- Born: 5 May 1995 (age 29) Australia
- Occupation: Actor
- Years active: 2005–2012
- Notable work: Hector Papdopoulos in Streetsmartz Josh Jacobs in Trapped

= Anthony Spanos =

Australian actor (born 1995)

Anthony Spanos (born 5 May 1995) is an Australian actor. He has starred in the Australian television series Streetsmartz and more recently Trapped. He attended Trinity College in Perth, Western Australia.

== Trapped ==
In the children/teenage television series Trapped (2008, Northway Productions Pty Ltd, 7 Network), Spanos plays the character of Josh Jacobs. When the mysterious disappearance of their parents from a remote scientific research station takes place, they leave a group of children trapped in a dangerous paradise.

== Streetsmartz ==
Spanos plays the character of Hector Papdopoulos in the children/teenage television series Streetsmartz (2005–2006, Nine Network).

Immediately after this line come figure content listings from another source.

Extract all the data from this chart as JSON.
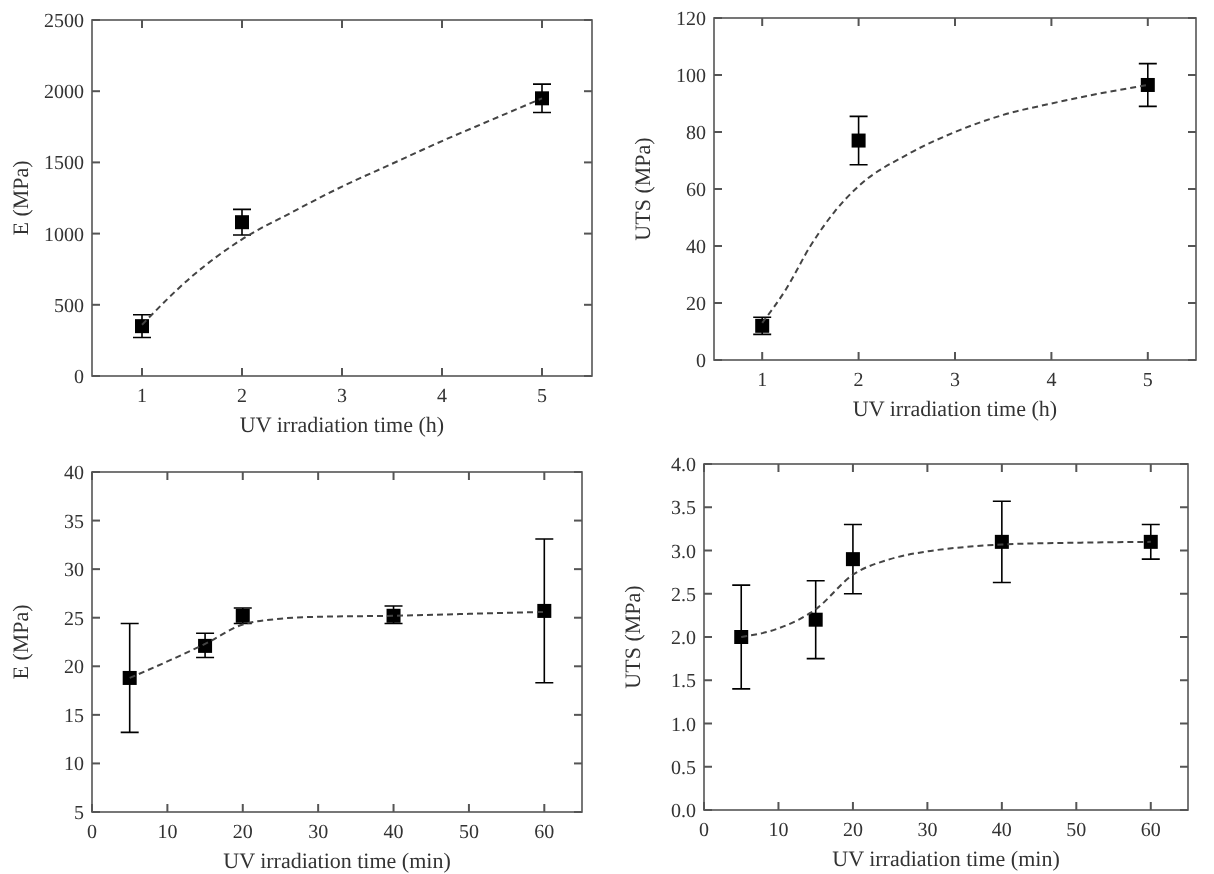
{
  "chart_data": [
    {
      "type": "scatter",
      "xlabel": "UV irradiation time (h)",
      "ylabel": "E (MPa)",
      "xlim": [
        0.5,
        5.5
      ],
      "xticks": [
        1,
        2,
        3,
        4,
        5
      ],
      "ylim": [
        0,
        2500
      ],
      "yticks": [
        0,
        500,
        1000,
        1500,
        2000,
        2500
      ],
      "series": [
        {
          "type": "scatter",
          "x": [
            1,
            2,
            5
          ],
          "values": [
            350,
            1080,
            1950
          ],
          "errors": [
            80,
            90,
            100
          ],
          "color": "#000000",
          "marker": "square"
        },
        {
          "type": "line",
          "x": [
            1,
            1.5,
            2,
            2.5,
            3,
            3.5,
            4,
            4.5,
            5
          ],
          "values": [
            360,
            700,
            960,
            1150,
            1330,
            1490,
            1650,
            1800,
            1950
          ],
          "color": "#444444",
          "line_style": "dashed",
          "marker": "none"
        }
      ]
    },
    {
      "type": "scatter",
      "xlabel": "UV irradiation time (h)",
      "ylabel": "UTS (MPa)",
      "xlim": [
        0.5,
        5.5
      ],
      "xticks": [
        1,
        2,
        3,
        4,
        5
      ],
      "ylim": [
        0,
        120
      ],
      "yticks": [
        0,
        20,
        40,
        60,
        80,
        100,
        120
      ],
      "series": [
        {
          "type": "scatter",
          "x": [
            1,
            2,
            5
          ],
          "values": [
            12,
            77,
            96.5
          ],
          "errors": [
            3,
            8.5,
            7.5
          ],
          "color": "#000000",
          "marker": "square"
        },
        {
          "type": "line",
          "x": [
            1,
            1.25,
            1.5,
            1.75,
            2,
            2.5,
            3,
            3.5,
            4,
            4.5,
            5
          ],
          "values": [
            13,
            25,
            40,
            52,
            61,
            72,
            80,
            86,
            90,
            93.5,
            96.5
          ],
          "color": "#444444",
          "line_style": "dashed",
          "marker": "none"
        }
      ]
    },
    {
      "type": "scatter",
      "xlabel": "UV irradiation time (min)",
      "ylabel": "E (MPa)",
      "xlim": [
        0,
        65
      ],
      "xticks": [
        0,
        10,
        20,
        30,
        40,
        50,
        60
      ],
      "ylim": [
        5,
        40
      ],
      "yticks": [
        5,
        10,
        15,
        20,
        25,
        30,
        35,
        40
      ],
      "series": [
        {
          "type": "scatter",
          "x": [
            5,
            15,
            20,
            40,
            60
          ],
          "values": [
            18.8,
            22.1,
            25.2,
            25.2,
            25.7
          ],
          "errors": [
            [
              13.2,
              24.4
            ],
            [
              20.9,
              23.4
            ],
            [
              24.4,
              26.0
            ],
            [
              24.4,
              26.2
            ],
            [
              18.3,
              33.1
            ]
          ],
          "color": "#000000",
          "marker": "square"
        },
        {
          "type": "line",
          "x": [
            5,
            10,
            15,
            20,
            25,
            30,
            40,
            50,
            60
          ],
          "values": [
            18.8,
            20.5,
            22.3,
            24.3,
            24.9,
            25.1,
            25.2,
            25.4,
            25.6
          ],
          "color": "#444444",
          "line_style": "dashed",
          "marker": "none"
        }
      ]
    },
    {
      "type": "scatter",
      "xlabel": "UV irradiation time (min)",
      "ylabel": "UTS (MPa)",
      "xlim": [
        0,
        65
      ],
      "xticks": [
        0,
        10,
        20,
        30,
        40,
        50,
        60
      ],
      "ylim": [
        0,
        4
      ],
      "yticks": [
        {
          "value": 0,
          "label": "0.0"
        },
        {
          "value": 0.5,
          "label": "0.5"
        },
        {
          "value": 1,
          "label": "1.0"
        },
        {
          "value": 1.5,
          "label": "1.5"
        },
        {
          "value": 2,
          "label": "2.0"
        },
        {
          "value": 2.5,
          "label": "2.5"
        },
        {
          "value": 3,
          "label": "3.0"
        },
        {
          "value": 3.5,
          "label": "3.5"
        },
        {
          "value": 4,
          "label": "4.0"
        }
      ],
      "series": [
        {
          "type": "scatter",
          "x": [
            5,
            15,
            20,
            40,
            60
          ],
          "values": [
            2.0,
            2.2,
            2.9,
            3.1,
            3.1
          ],
          "errors": [
            [
              1.4,
              2.6
            ],
            [
              1.75,
              2.65
            ],
            [
              2.5,
              3.3
            ],
            [
              2.63,
              3.57
            ],
            [
              2.9,
              3.3
            ]
          ],
          "color": "#000000",
          "marker": "square"
        },
        {
          "type": "line",
          "x": [
            5,
            10,
            15,
            20,
            25,
            30,
            35,
            40,
            50,
            60
          ],
          "values": [
            2.0,
            2.1,
            2.32,
            2.72,
            2.9,
            2.99,
            3.04,
            3.07,
            3.09,
            3.1
          ],
          "color": "#444444",
          "line_style": "dashed",
          "marker": "none"
        }
      ]
    }
  ]
}
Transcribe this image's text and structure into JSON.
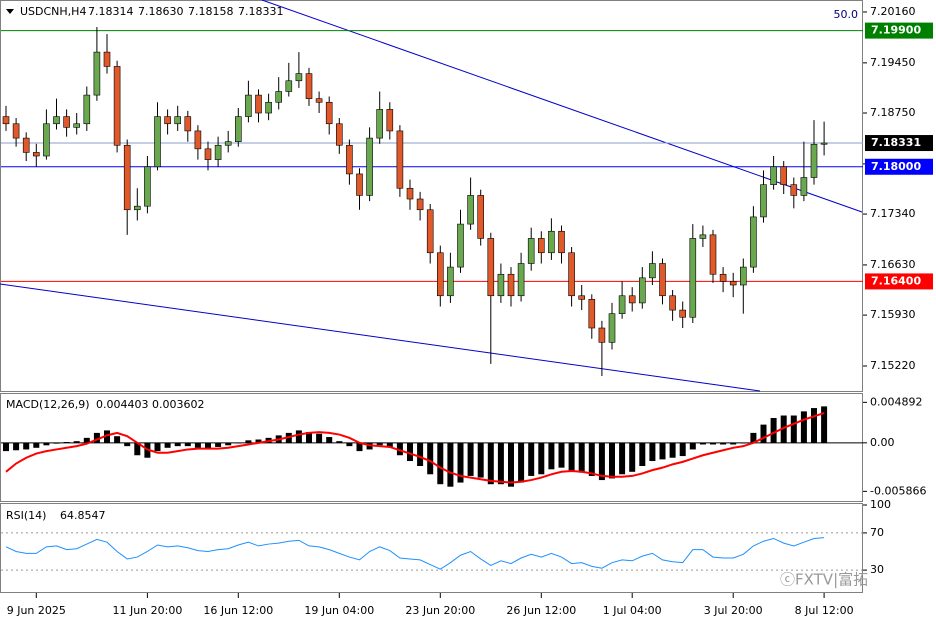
{
  "chart_data": [
    {
      "type": "candlestick",
      "title": "USDCNH,H4",
      "quote_labels": [
        "7.18314",
        "7.18630",
        "7.18158",
        "7.18331"
      ],
      "corner_label": "50.0",
      "watermark": "ⓒFXTV|富拓",
      "up_color": "#6aa84f",
      "down_color": "#e0592a",
      "categories": [
        null,
        null,
        null,
        "9 Jun 2025",
        null,
        null,
        null,
        null,
        null,
        null,
        null,
        null,
        null,
        null,
        "11 Jun 20:00",
        null,
        null,
        null,
        null,
        null,
        null,
        null,
        null,
        "16 Jun 12:00",
        null,
        null,
        null,
        null,
        null,
        null,
        null,
        null,
        null,
        "19 Jun 04:00",
        null,
        null,
        null,
        null,
        null,
        null,
        null,
        null,
        null,
        "23 Jun 20:00",
        null,
        null,
        null,
        null,
        null,
        null,
        null,
        null,
        null,
        "26 Jun 12:00",
        null,
        null,
        null,
        null,
        null,
        null,
        null,
        null,
        "1 Jul 04:00",
        null,
        null,
        null,
        null,
        null,
        null,
        null,
        null,
        null,
        "3 Jul 20:00",
        null,
        null,
        null,
        null,
        null,
        null,
        null,
        null,
        "8 Jul 12:00"
      ],
      "ohlc": [
        [
          7.187,
          7.1885,
          7.185,
          7.186
        ],
        [
          7.186,
          7.1868,
          7.1828,
          7.184
        ],
        [
          7.184,
          7.1848,
          7.1808,
          7.182
        ],
        [
          7.182,
          7.1832,
          7.18,
          7.1815
        ],
        [
          7.1815,
          7.188,
          7.181,
          7.186
        ],
        [
          7.186,
          7.1895,
          7.1852,
          7.187
        ],
        [
          7.187,
          7.188,
          7.1842,
          7.1855
        ],
        [
          7.1855,
          7.1875,
          7.1845,
          7.186
        ],
        [
          7.186,
          7.1912,
          7.185,
          7.19
        ],
        [
          7.19,
          7.1995,
          7.1892,
          7.196
        ],
        [
          7.196,
          7.1985,
          7.193,
          7.194
        ],
        [
          7.194,
          7.1948,
          7.182,
          7.183
        ],
        [
          7.183,
          7.1838,
          7.1705,
          7.174
        ],
        [
          7.174,
          7.177,
          7.1725,
          7.1745
        ],
        [
          7.1745,
          7.1815,
          7.1735,
          7.18
        ],
        [
          7.18,
          7.189,
          7.1795,
          7.187
        ],
        [
          7.187,
          7.188,
          7.1845,
          7.186
        ],
        [
          7.186,
          7.1885,
          7.185,
          7.187
        ],
        [
          7.187,
          7.1878,
          7.1835,
          7.185
        ],
        [
          7.185,
          7.1858,
          7.181,
          7.1825
        ],
        [
          7.1825,
          7.1835,
          7.1795,
          7.181
        ],
        [
          7.181,
          7.1842,
          7.18,
          7.183
        ],
        [
          7.183,
          7.185,
          7.182,
          7.1835
        ],
        [
          7.1835,
          7.1882,
          7.1828,
          7.187
        ],
        [
          7.187,
          7.192,
          7.1862,
          7.19
        ],
        [
          7.19,
          7.1908,
          7.1862,
          7.1875
        ],
        [
          7.1875,
          7.1902,
          7.1865,
          7.189
        ],
        [
          7.189,
          7.1925,
          7.188,
          7.1905
        ],
        [
          7.1905,
          7.1945,
          7.1898,
          7.192
        ],
        [
          7.192,
          7.196,
          7.191,
          7.193
        ],
        [
          7.193,
          7.1938,
          7.1885,
          7.1895
        ],
        [
          7.1895,
          7.1905,
          7.1875,
          7.189
        ],
        [
          7.189,
          7.1898,
          7.1845,
          7.186
        ],
        [
          7.186,
          7.1868,
          7.1818,
          7.183
        ],
        [
          7.183,
          7.1838,
          7.1775,
          7.179
        ],
        [
          7.179,
          7.1798,
          7.174,
          7.176
        ],
        [
          7.176,
          7.1855,
          7.1752,
          7.184
        ],
        [
          7.184,
          7.1905,
          7.1832,
          7.188
        ],
        [
          7.188,
          7.189,
          7.1838,
          7.185
        ],
        [
          7.185,
          7.1858,
          7.1758,
          7.177
        ],
        [
          7.177,
          7.1782,
          7.174,
          7.1755
        ],
        [
          7.1755,
          7.1765,
          7.1725,
          7.174
        ],
        [
          7.174,
          7.1748,
          7.1665,
          7.168
        ],
        [
          7.168,
          7.169,
          7.1605,
          7.162
        ],
        [
          7.162,
          7.168,
          7.161,
          7.166
        ],
        [
          7.166,
          7.174,
          7.1652,
          7.172
        ],
        [
          7.172,
          7.1785,
          7.1712,
          7.176
        ],
        [
          7.176,
          7.1768,
          7.169,
          7.17
        ],
        [
          7.17,
          7.1708,
          7.1525,
          7.162
        ],
        [
          7.162,
          7.1665,
          7.161,
          7.165
        ],
        [
          7.165,
          7.166,
          7.1605,
          7.162
        ],
        [
          7.162,
          7.168,
          7.1612,
          7.1665
        ],
        [
          7.1665,
          7.1715,
          7.1655,
          7.17
        ],
        [
          7.17,
          7.171,
          7.1665,
          7.168
        ],
        [
          7.168,
          7.1728,
          7.167,
          7.171
        ],
        [
          7.171,
          7.1718,
          7.1665,
          7.168
        ],
        [
          7.168,
          7.1688,
          7.1605,
          7.162
        ],
        [
          7.162,
          7.1635,
          7.16,
          7.1615
        ],
        [
          7.1615,
          7.1622,
          7.156,
          7.1575
        ],
        [
          7.1575,
          7.1585,
          7.1508,
          7.1555
        ],
        [
          7.1555,
          7.161,
          7.1545,
          7.1595
        ],
        [
          7.1595,
          7.164,
          7.1588,
          7.162
        ],
        [
          7.162,
          7.1632,
          7.1598,
          7.161
        ],
        [
          7.161,
          7.166,
          7.1602,
          7.1645
        ],
        [
          7.1645,
          7.1682,
          7.1635,
          7.1665
        ],
        [
          7.1665,
          7.1672,
          7.1608,
          7.162
        ],
        [
          7.162,
          7.1628,
          7.1585,
          7.16
        ],
        [
          7.16,
          7.1612,
          7.1575,
          7.159
        ],
        [
          7.159,
          7.172,
          7.1582,
          7.17
        ],
        [
          7.17,
          7.1718,
          7.1688,
          7.1705
        ],
        [
          7.1705,
          7.1712,
          7.1638,
          7.165
        ],
        [
          7.165,
          7.166,
          7.1625,
          7.164
        ],
        [
          7.164,
          7.1652,
          7.1618,
          7.1635
        ],
        [
          7.1635,
          7.1672,
          7.1595,
          7.166
        ],
        [
          7.166,
          7.1745,
          7.1652,
          7.173
        ],
        [
          7.173,
          7.1795,
          7.1722,
          7.1775
        ],
        [
          7.1775,
          7.1815,
          7.1768,
          7.18
        ],
        [
          7.18,
          7.1808,
          7.1762,
          7.1775
        ],
        [
          7.1775,
          7.1785,
          7.1742,
          7.176
        ],
        [
          7.176,
          7.1835,
          7.1752,
          7.1785
        ],
        [
          7.1785,
          7.1865,
          7.1775,
          7.18314
        ],
        [
          7.18314,
          7.1863,
          7.18158,
          7.18331
        ]
      ],
      "ylim": [
        7.14857,
        7.20327
      ],
      "yticks": [
        {
          "value": 7.2016,
          "label": "7.20160"
        },
        {
          "value": 7.1945,
          "label": "7.19450"
        },
        {
          "value": 7.1875,
          "label": "7.18750"
        },
        {
          "value": 7.1804,
          "label": "7.18040"
        },
        {
          "value": 7.1734,
          "label": "7.17340"
        },
        {
          "value": 7.1663,
          "label": "7.16630"
        },
        {
          "value": 7.1593,
          "label": "7.15930"
        },
        {
          "value": 7.1522,
          "label": "7.15220"
        }
      ],
      "levels": [
        {
          "value": 7.199,
          "label": "7.19900",
          "color": "#008000",
          "line_color": "#008000"
        },
        {
          "value": 7.18331,
          "label": "7.18331",
          "color": "#000000",
          "line_color": "#8a9cc8"
        },
        {
          "value": 7.18,
          "label": "7.18000",
          "color": "#0000ff",
          "line_color": "#0000ff"
        },
        {
          "value": 7.164,
          "label": "7.16400",
          "color": "#ff0000",
          "line_color": "#ff0000"
        }
      ]
    },
    {
      "type": "macd",
      "title": "MACD(12,26,9)",
      "histogram": {
        "color": "#000000",
        "values": [
          -0.001,
          -0.0009,
          -0.0008,
          -0.0006,
          -0.0003,
          -0.0001,
          0.0001,
          0.0002,
          0.0006,
          0.0012,
          0.0015,
          0.0008,
          -0.0004,
          -0.0015,
          -0.0018,
          -0.001,
          -0.0006,
          -0.0004,
          -0.0004,
          -0.0006,
          -0.0007,
          -0.0005,
          -0.0003,
          0.0,
          0.0003,
          0.0004,
          0.0006,
          0.0009,
          0.0012,
          0.0015,
          0.0013,
          0.0011,
          0.0007,
          0.0002,
          -0.0004,
          -0.001,
          -0.0008,
          -0.0003,
          -0.0005,
          -0.0015,
          -0.0022,
          -0.0028,
          -0.0038,
          -0.005,
          -0.0053,
          -0.0048,
          -0.004,
          -0.0042,
          -0.005,
          -0.005,
          -0.0053,
          -0.0048,
          -0.004,
          -0.0038,
          -0.0032,
          -0.003,
          -0.0034,
          -0.0036,
          -0.004,
          -0.0045,
          -0.0043,
          -0.0038,
          -0.0035,
          -0.0028,
          -0.0022,
          -0.002,
          -0.0018,
          -0.0016,
          -0.0008,
          -0.0002,
          -0.0002,
          -0.0002,
          -0.0002,
          0.0,
          0.0012,
          0.0022,
          0.003,
          0.0033,
          0.0033,
          0.0038,
          0.0042,
          0.004403
        ]
      },
      "signal": {
        "color": "#ff0000",
        "values": [
          -0.0035,
          -0.0025,
          -0.0018,
          -0.0013,
          -0.001,
          -0.0008,
          -0.0006,
          -0.0004,
          -0.0001,
          0.0004,
          0.0009,
          0.0012,
          0.0008,
          0.0,
          -0.0008,
          -0.0012,
          -0.0012,
          -0.001,
          -0.0008,
          -0.0007,
          -0.0007,
          -0.0007,
          -0.0006,
          -0.0004,
          -0.0002,
          0.0,
          0.0002,
          0.0004,
          0.0007,
          0.001,
          0.0012,
          0.0013,
          0.0012,
          0.001,
          0.0006,
          0.0,
          -0.0003,
          -0.0004,
          -0.0005,
          -0.0009,
          -0.0013,
          -0.0017,
          -0.0022,
          -0.003,
          -0.0036,
          -0.004,
          -0.0042,
          -0.0044,
          -0.0046,
          -0.0047,
          -0.0048,
          -0.0047,
          -0.0045,
          -0.0042,
          -0.0038,
          -0.0035,
          -0.0034,
          -0.0035,
          -0.0037,
          -0.004,
          -0.0041,
          -0.0041,
          -0.004,
          -0.0037,
          -0.0033,
          -0.003,
          -0.0026,
          -0.0023,
          -0.0019,
          -0.0015,
          -0.0012,
          -0.0009,
          -0.0006,
          -0.0004,
          0.0,
          0.0006,
          0.0012,
          0.0018,
          0.0023,
          0.0028,
          0.0032,
          0.003602
        ]
      },
      "ylim": [
        -0.00715,
        0.0059
      ],
      "yticks": [
        0.004892,
        {
          "value": 0,
          "label": "0.00"
        },
        -0.005866
      ]
    },
    {
      "type": "line",
      "title": "RSI(14)",
      "color": "#1e90ff",
      "values": [
        55,
        50,
        48,
        48,
        55,
        56,
        52,
        53,
        58,
        63,
        60,
        50,
        42,
        44,
        50,
        57,
        55,
        56,
        54,
        51,
        50,
        52,
        53,
        57,
        60,
        56,
        58,
        59,
        61,
        62,
        56,
        55,
        52,
        48,
        44,
        41,
        50,
        55,
        51,
        43,
        42,
        41,
        36,
        31,
        38,
        46,
        50,
        42,
        35,
        40,
        37,
        43,
        47,
        44,
        48,
        44,
        37,
        38,
        34,
        32,
        38,
        41,
        40,
        45,
        48,
        41,
        39,
        38,
        52,
        52,
        44,
        43,
        43,
        47,
        56,
        61,
        64,
        59,
        56,
        60,
        64,
        64.8547
      ],
      "ylim": [
        0,
        100
      ],
      "yticks": [
        100,
        70,
        30
      ]
    }
  ]
}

Streetsmartz is centered on the lives of a group of children, their friends and family who live in Fremantle, in Western Australia. Three series, with a total of 39 episodes, were screened.

The character of Hector is described as 'nine going on nineteen'. He's a sidekick and partner to his brother's business ventures but often reluctantly – Hector is more interested in having fun and causing havoc than in actually
working.

== Castaway ==
Spanos appeared in Castaway, a spin-off from Trapped. He reprised the character of Josh Jacobs.